To determine whether a processor bottleneck exists due to high levels of demand for processor time, check the value of the System\Processor Queue Length counter. A queue of two or more items indicates a bottleneck. If more than a few program processes are contending for most of the processor's time, installing a faster processor will improve throughput. An additional processor can help if you are running multithreaded processes, but be aware that scaling to additional processors may have limited benefits. See Monitoring multiprocessor systems for more information.
In addition, the Server Work Queues\Queue Length counter, which tracks the current length of the server work queue for the computer, can reveal processor bottlenecks. A sustained queue length greater than 4 indicates possible processor congestion. This counter is a value at a specific time, not an average over time.
To determine whether interrupt activity is causing a bottleneck, watch the values of the Processor\Interrupts/sec counter, which measures the rate of service requests from input/output (I/O) devices.
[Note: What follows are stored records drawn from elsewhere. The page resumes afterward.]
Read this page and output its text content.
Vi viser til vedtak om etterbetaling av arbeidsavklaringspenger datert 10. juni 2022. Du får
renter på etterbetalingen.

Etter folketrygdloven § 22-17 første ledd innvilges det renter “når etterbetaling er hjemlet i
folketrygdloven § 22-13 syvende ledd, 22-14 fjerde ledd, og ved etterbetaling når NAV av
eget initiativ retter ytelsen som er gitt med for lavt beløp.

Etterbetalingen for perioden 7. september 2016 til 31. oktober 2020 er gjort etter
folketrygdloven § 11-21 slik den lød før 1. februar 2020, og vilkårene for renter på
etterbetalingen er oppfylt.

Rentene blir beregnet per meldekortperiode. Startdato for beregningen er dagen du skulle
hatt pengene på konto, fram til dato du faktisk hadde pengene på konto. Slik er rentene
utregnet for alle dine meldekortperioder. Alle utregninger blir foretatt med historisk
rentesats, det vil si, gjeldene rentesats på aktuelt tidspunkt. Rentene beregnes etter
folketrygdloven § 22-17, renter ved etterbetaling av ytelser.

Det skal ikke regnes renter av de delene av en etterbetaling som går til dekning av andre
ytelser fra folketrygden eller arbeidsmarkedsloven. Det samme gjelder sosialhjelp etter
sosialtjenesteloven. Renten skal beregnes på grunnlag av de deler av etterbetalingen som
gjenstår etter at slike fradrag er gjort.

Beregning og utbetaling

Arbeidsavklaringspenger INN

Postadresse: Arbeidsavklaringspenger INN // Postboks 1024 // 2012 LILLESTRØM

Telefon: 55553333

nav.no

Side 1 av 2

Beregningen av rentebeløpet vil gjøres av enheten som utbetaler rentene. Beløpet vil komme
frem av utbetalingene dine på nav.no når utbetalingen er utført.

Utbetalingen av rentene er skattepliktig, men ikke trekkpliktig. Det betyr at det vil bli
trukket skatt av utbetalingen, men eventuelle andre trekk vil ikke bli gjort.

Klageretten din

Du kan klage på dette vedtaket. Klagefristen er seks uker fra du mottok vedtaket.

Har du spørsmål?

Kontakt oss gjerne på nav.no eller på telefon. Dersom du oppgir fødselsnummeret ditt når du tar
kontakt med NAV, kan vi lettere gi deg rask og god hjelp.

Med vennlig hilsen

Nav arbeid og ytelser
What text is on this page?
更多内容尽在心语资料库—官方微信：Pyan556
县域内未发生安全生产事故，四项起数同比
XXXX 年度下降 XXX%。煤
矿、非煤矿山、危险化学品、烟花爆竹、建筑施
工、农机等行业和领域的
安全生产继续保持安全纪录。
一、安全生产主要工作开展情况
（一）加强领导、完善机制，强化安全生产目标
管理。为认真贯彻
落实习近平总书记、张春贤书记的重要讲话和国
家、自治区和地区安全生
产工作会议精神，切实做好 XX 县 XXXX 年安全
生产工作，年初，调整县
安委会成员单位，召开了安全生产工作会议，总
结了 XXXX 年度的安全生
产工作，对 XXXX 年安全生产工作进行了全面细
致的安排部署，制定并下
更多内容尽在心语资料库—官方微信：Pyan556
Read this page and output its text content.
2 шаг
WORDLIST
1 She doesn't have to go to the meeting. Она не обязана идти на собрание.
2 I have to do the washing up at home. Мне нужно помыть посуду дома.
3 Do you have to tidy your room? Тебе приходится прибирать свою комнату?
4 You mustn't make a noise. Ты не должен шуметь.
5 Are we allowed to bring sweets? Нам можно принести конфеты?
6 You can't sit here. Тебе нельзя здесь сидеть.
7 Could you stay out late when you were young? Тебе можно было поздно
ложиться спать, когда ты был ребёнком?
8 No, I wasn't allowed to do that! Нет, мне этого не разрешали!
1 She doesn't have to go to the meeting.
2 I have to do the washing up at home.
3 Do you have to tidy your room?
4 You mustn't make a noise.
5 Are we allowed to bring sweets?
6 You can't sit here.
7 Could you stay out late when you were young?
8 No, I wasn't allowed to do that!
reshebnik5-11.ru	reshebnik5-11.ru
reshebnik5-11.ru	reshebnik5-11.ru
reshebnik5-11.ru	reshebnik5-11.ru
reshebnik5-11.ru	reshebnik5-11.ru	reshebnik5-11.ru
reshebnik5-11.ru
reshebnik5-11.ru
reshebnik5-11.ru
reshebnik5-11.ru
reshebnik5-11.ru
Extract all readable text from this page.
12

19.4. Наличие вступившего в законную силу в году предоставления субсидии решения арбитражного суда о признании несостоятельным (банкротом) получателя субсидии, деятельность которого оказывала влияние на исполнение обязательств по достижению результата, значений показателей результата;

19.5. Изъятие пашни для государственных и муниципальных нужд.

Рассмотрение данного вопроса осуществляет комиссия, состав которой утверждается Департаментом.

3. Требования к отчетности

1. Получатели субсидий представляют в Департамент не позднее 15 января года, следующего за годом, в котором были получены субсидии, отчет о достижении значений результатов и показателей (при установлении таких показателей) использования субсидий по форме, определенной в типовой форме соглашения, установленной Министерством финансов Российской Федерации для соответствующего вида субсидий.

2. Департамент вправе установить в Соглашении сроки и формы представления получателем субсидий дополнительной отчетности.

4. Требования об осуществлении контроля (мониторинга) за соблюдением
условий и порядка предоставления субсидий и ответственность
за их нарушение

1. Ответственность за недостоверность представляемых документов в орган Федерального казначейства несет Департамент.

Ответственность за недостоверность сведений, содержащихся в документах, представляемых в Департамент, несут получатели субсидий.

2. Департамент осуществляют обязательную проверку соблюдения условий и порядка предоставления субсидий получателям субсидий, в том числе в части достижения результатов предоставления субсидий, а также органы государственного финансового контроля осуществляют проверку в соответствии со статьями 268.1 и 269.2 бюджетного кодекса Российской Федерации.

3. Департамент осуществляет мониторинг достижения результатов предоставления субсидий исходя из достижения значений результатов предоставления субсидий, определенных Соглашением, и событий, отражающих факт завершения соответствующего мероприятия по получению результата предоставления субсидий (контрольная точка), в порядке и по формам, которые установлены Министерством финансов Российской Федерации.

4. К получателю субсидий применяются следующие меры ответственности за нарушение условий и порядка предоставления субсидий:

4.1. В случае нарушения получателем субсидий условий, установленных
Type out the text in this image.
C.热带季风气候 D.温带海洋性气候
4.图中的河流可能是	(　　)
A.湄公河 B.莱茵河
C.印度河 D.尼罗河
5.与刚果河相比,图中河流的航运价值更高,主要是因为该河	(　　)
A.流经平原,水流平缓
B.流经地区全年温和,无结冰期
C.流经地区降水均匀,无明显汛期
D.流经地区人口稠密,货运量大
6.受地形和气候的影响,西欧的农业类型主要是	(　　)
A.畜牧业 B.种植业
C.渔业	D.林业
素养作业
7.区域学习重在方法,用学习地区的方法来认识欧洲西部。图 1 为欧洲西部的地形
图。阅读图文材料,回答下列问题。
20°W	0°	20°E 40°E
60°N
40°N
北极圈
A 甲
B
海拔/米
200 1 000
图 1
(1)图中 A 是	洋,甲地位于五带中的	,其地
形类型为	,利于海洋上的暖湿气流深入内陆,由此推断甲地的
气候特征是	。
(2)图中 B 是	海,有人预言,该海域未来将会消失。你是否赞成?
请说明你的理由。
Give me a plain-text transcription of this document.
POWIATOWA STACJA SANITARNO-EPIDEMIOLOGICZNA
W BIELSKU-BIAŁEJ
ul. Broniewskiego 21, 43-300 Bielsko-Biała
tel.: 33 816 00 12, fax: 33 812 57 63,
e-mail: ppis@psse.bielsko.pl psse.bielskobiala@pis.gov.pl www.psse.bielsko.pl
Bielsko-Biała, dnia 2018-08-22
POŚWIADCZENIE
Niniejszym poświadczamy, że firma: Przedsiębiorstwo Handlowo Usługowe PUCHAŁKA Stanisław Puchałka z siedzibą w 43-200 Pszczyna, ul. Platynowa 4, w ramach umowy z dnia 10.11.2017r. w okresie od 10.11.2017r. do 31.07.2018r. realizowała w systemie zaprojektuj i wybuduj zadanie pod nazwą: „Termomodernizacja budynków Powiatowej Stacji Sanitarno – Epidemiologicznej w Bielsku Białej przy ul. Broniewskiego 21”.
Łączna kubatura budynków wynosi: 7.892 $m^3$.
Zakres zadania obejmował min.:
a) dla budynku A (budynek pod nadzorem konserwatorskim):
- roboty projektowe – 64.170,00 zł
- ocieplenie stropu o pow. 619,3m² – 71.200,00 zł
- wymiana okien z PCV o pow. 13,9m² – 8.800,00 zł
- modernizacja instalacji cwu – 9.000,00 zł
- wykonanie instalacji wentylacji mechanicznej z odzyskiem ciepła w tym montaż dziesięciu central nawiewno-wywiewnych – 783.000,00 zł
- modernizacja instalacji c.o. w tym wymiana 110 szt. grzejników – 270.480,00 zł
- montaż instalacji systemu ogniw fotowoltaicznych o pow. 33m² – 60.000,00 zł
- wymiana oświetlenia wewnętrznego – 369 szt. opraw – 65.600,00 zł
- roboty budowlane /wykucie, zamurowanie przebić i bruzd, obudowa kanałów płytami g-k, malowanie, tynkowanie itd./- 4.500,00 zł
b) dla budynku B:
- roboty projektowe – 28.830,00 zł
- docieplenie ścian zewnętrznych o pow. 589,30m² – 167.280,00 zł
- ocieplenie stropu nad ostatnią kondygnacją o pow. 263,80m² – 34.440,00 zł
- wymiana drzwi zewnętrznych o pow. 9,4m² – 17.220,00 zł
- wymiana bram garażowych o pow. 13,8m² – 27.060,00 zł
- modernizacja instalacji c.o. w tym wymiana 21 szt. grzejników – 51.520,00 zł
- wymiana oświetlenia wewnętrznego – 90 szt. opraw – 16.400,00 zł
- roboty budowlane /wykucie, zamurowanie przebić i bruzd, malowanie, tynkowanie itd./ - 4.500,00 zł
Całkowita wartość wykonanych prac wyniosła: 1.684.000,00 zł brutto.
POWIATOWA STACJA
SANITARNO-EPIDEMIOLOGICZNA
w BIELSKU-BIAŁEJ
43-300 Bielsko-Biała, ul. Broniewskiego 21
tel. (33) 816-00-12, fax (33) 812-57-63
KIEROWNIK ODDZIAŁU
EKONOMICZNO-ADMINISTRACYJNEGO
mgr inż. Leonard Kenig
If this counter value increases dramatically without a corresponding increase in system activity, it can indicate a hardware problem.
You can also monitor Processor\% Interrupt Time for an indirect indicator of the activity of disk drivers, network adapters, and other devices that generate interrupts.
Note
| • | To detect hardware problems that may affect processor performance, such as IRQ conflicts, watch the values of System\File Control Bytes/second. |
Monitoring multiprocessor systems
To observe the efficiency of a multiprocessor computer, use the following additional counters.
| Counter | Description |
Process\% Processor Time | The sum of processor time on each processor for all threads of the process. |
Processor(_Total)\% Processor Time | A measure of processor activity for all processors in the computer. |
Thread\% Processor Time | The amount of processor time for a thread. |
Managing processor affinity on multiprocessor systems
If you want to assign a particular process or program to a single processor to improve its performance at the expense of other processes, in Task Manager, click Set Affinity. This option is available only on multiprocessor systems.
Controlling processor affinity can improve performance by reducing the number of processor cache flushes as threads move from one processor to another. This might be a good option for dedicated file servers. However, be aware that dedicating a program to a particular processor may not allow other program threads to migrate to the least-busy processor.
You may also want to control processor affinity for interrupts generated by disk or network adapters. A tool provided on the Resource Kit companion disc enables you to manage interrupts in this way.